The Secret Way To Stop Heart Disease
A common chemical is tampering with the tickers of even healthy people, a new study finds.
By Leah Zerbe
April 29, 2012
Keeping your cholesterol and blood pressure in check, exercising, and eating a well-balanced diet are common tips your physician recommends to prevent heart disease. Now, doctors have a new one to add to the list, avoiding canned soup. Most canned foods and baby formulas, along with cash-register receipts and certain plastics, contain bisphenol A, or BPA, a hormone-disrupting chemical linked to a growing list of health problems.
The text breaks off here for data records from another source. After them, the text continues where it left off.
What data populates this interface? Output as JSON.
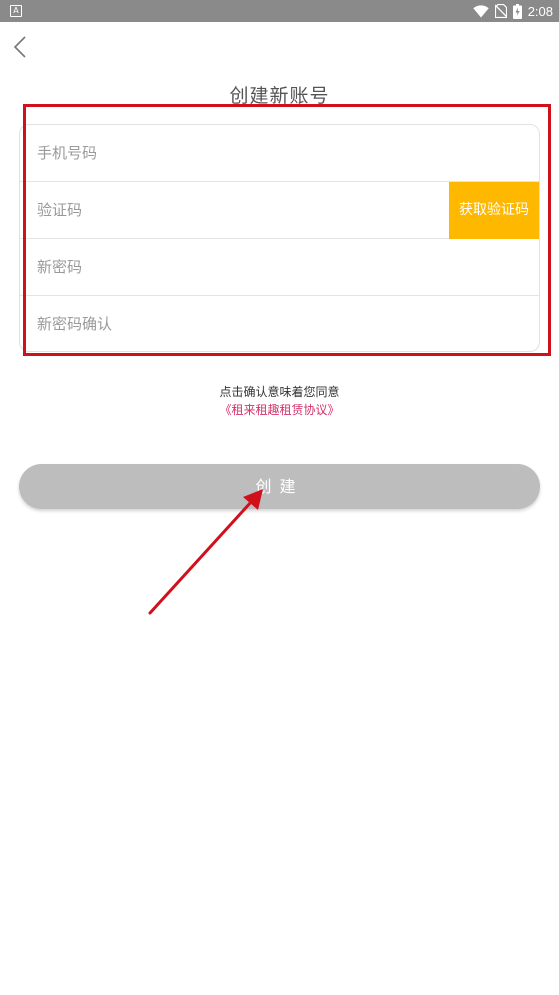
{
  "status_bar": {
    "app_badge": "A",
    "time": "2:08"
  },
  "header": {
    "title": "创建新账号"
  },
  "form": {
    "phone_placeholder": "手机号码",
    "code_placeholder": "验证码",
    "get_code_label": "获取验证码",
    "password_placeholder": "新密码",
    "confirm_placeholder": "新密码确认"
  },
  "agreement": {
    "text": "点击确认意味着您同意",
    "link": "《租来租趣租赁协议》"
  },
  "actions": {
    "create_label": "创建"
  },
  "colors": {
    "status_bar": "#8a8a8a",
    "accent_yellow": "#ffb800",
    "link_pink": "#d5316b",
    "button_gray": "#bdbdbd",
    "annotation_red": "#d0111b"
  },
  "icons": [
    "back-chevron-icon",
    "wifi-icon",
    "no-sim-icon",
    "battery-charging-icon"
  ]
}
A new study published in the journal Circulation is the first of its kind to find a direct link between higher BPA exposure in healthy adults and a greater risk of developing heart disease in the future. “This study takes a lot of the question out of, ‘Does BPA really affect heart disease risk? Is this is a real effect?'” says BPA expert Laura Vandenberg, PhD, a postdoctoral fellow of biology at the Center for Developmental and Regenerative Biology at Tufts University in Massachusetts. “This research suggests so, and it shouldn’t be ignored.”
In the latest study, researchers looked at urine samples of about 750 initially healthy adults who later developed cardiovascular disease and compared them to samples from 860 adults who remained heart disease free. “They simply looked at urine collections 10 years ago and checked to see if people developed cardiovascular disease within a 10-year period,” explains Vandenberg, who was not involved with this study.
(Partisan Ranger Note: Even the mainstream media and science knows the danger of this stuff and yet the FDA says its just fine.)